The Tahirih Justice Center has documented forced marriage in almost every U.S. state, among communities with ties to dozens of countries and across many religions.
"People often ask me when I tell them my story, 'Where you from? Iran?' And I tell them I'm from Brooklyn," says Fraidy Reiss, who was raised ultra-Orthodox Jewish.
Reiss says her community was insular. Her ultra-Orthodox high school prepared her for a life devoted only to a husband and children. "I actually had to sign a paper promising that I would not take the SATs or drivers ed," she says.
But, after marrying at age 19, Reiss did learn to drive. She also got a college degree, over objections from her controlling husband. That allowed her and her two children to leave after 12 years of a marriage she calls verbally abusive and volatile.
Reiss now heads Unchained at Last, a nonproft that helps other women get out of marriages they were forced into.

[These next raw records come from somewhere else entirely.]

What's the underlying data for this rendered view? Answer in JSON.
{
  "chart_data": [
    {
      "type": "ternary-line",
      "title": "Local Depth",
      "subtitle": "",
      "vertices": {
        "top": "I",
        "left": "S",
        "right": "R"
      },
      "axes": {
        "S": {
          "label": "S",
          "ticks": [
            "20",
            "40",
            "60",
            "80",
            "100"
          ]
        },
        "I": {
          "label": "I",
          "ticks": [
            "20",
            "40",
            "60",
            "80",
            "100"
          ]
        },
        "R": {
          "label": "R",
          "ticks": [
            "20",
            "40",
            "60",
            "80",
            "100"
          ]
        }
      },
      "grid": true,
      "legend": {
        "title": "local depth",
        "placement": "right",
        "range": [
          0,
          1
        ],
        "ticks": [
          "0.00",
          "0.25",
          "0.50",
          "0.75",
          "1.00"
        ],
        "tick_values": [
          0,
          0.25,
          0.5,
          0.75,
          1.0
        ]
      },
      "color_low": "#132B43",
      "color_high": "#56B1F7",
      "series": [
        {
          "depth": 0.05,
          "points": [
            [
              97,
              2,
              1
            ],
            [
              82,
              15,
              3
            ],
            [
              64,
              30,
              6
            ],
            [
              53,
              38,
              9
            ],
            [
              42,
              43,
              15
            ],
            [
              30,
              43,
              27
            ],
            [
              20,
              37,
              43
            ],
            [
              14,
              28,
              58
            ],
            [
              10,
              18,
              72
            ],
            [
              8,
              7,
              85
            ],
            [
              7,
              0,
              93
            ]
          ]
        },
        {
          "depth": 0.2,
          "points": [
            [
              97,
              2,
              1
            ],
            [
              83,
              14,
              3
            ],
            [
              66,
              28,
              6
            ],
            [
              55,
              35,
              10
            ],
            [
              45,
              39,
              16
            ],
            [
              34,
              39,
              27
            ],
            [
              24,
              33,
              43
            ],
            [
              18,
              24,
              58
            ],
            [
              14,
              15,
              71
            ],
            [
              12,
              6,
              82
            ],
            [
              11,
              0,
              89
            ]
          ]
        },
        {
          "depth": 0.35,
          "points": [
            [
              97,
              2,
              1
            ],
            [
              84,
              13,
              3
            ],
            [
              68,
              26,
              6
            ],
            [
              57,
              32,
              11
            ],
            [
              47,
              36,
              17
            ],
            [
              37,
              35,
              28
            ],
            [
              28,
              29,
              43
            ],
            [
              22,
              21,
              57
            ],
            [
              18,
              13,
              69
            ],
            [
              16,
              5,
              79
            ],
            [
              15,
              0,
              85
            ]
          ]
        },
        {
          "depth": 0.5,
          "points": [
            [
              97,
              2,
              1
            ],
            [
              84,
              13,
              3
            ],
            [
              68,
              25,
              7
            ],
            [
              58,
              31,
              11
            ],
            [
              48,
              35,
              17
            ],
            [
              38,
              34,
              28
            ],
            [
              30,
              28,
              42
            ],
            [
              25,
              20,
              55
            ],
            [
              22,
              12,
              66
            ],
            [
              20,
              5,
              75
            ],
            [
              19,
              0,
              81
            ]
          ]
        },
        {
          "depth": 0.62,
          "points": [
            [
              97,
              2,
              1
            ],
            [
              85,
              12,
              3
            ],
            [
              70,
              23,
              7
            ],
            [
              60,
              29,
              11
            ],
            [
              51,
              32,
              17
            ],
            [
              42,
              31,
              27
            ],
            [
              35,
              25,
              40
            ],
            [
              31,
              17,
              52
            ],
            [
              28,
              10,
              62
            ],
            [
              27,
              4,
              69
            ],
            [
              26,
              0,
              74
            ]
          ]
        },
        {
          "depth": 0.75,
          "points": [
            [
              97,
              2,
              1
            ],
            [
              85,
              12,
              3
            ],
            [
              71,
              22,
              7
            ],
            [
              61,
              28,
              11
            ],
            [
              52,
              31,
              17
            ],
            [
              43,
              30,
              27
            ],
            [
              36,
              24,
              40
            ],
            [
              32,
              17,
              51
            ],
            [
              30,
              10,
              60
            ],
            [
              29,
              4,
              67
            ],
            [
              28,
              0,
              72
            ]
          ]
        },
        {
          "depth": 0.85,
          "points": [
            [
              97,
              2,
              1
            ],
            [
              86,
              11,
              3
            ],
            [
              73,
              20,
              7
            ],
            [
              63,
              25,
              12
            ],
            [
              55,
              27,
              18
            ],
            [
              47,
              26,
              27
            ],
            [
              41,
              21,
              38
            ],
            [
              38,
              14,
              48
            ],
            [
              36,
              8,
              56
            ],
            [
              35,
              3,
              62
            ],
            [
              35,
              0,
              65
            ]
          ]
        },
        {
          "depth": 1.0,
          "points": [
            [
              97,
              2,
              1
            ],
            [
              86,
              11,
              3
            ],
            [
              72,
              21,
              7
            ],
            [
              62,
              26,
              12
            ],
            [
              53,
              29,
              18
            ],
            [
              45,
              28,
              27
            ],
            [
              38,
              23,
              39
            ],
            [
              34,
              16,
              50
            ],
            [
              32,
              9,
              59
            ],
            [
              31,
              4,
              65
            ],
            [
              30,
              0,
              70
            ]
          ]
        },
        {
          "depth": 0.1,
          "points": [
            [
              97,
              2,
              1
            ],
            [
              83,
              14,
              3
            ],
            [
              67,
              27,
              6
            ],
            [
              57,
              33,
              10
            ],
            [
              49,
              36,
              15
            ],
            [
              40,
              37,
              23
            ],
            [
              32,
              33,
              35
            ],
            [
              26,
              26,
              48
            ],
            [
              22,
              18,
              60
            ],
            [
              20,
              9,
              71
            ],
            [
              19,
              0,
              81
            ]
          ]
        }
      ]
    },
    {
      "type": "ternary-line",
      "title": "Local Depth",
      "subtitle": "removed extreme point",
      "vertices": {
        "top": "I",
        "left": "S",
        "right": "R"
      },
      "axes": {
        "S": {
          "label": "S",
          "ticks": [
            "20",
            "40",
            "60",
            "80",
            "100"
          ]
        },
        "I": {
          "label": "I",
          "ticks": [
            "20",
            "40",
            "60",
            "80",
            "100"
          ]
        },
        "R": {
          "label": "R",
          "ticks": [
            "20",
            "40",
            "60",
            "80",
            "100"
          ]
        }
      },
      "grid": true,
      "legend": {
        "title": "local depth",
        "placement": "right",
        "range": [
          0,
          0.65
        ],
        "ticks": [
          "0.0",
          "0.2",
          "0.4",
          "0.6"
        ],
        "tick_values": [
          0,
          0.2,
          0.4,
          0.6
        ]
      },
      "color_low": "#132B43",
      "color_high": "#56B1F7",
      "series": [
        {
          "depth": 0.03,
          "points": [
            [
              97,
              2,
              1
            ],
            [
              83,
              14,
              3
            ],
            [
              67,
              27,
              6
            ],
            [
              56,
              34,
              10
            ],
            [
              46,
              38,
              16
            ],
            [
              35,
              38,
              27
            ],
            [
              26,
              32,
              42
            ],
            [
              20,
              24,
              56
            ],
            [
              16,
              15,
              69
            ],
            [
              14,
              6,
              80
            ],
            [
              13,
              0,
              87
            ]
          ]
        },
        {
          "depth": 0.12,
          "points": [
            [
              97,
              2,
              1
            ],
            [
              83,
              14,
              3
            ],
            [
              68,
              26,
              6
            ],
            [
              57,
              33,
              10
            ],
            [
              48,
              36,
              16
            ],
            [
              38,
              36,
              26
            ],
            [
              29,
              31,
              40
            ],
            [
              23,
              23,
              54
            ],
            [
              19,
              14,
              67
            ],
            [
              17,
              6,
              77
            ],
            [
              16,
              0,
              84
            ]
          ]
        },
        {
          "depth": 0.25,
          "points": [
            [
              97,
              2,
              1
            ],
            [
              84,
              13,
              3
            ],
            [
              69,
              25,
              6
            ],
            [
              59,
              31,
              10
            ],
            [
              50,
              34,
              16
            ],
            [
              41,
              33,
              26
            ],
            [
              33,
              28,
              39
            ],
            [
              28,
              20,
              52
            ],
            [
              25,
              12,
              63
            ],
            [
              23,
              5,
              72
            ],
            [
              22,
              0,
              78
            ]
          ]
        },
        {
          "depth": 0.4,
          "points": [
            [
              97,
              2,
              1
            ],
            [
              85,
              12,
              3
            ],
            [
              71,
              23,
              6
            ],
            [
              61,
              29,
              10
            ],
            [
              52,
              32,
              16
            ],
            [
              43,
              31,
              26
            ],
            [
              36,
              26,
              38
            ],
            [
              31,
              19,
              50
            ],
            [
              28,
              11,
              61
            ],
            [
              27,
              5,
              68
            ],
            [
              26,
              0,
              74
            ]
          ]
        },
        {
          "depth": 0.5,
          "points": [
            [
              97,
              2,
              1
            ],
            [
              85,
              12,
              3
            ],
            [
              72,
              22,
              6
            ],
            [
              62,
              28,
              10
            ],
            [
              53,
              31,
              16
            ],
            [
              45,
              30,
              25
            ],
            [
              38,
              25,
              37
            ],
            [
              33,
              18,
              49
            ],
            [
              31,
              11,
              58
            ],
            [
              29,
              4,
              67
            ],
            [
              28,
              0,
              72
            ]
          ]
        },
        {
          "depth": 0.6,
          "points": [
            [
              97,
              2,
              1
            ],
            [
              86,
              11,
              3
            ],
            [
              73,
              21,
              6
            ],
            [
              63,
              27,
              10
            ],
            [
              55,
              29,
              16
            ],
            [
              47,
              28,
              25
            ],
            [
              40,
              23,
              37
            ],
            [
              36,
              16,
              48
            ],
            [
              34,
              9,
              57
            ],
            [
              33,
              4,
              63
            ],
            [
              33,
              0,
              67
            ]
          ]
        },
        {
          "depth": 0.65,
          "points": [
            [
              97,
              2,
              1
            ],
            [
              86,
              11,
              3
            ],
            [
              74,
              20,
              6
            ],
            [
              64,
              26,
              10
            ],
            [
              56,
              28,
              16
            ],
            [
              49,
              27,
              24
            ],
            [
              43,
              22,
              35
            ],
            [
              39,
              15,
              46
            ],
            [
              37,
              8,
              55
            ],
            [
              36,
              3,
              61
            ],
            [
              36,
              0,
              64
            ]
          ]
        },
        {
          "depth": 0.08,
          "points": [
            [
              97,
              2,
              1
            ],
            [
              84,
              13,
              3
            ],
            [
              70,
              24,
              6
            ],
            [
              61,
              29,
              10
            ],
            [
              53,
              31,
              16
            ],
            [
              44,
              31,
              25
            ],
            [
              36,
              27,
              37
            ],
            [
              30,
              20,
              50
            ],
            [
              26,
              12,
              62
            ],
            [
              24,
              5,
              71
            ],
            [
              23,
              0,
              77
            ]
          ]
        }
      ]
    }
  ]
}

These women have "heartbreaking stories," Reiss says. "Women call and say, 'I've been in this house, you know, for seven years, since I was 16. I have two children. I haven't been allowed to leave the house. Please, please help me,' " Reiss says.
The families of young brides will often promise American citizenship to a foreign husband in lieu of paying a dowry, Reiss says. Sometimes the bride is the one brought to the U.S. from overseas, Reiss says, though the women she has helped in that situation have generally not been sponsored for U.S. citizenship. She thinks families use the threat of deportation to keep women from leaving or reporting their abuse.
She would like to see the U.S. do more for these women, and she and others point to the U.K. as an example. The country has a national hotline with an extensive education campaign. A Forced Marriage Unit can reach overseas to help extricate women from a coerced wedding. Last year, England and Wales also made forced marriage a crime, punishable by up to seven years in prison.
Reiss likes the idea of criminalization, though the Tahirih Justice Center worries it could discourage girls from seeking help. The center's director of policy and programs, Archana Pyati, would like to see the U.S. create something else the U.K. has: civil protection orders, specifically to protect girls from the pressure to marry.
"A judge would hear testimony about the complex web of social, familial and other factors that are making her feel that she's trapped," Pyati says, "so that a judge could, in fact, recognize a forced marriage when he or she sees one."
Lina, the young woman who got married in Yemen, managed to convince her husband and his family to let her return to the U.S. They remain in Yemen.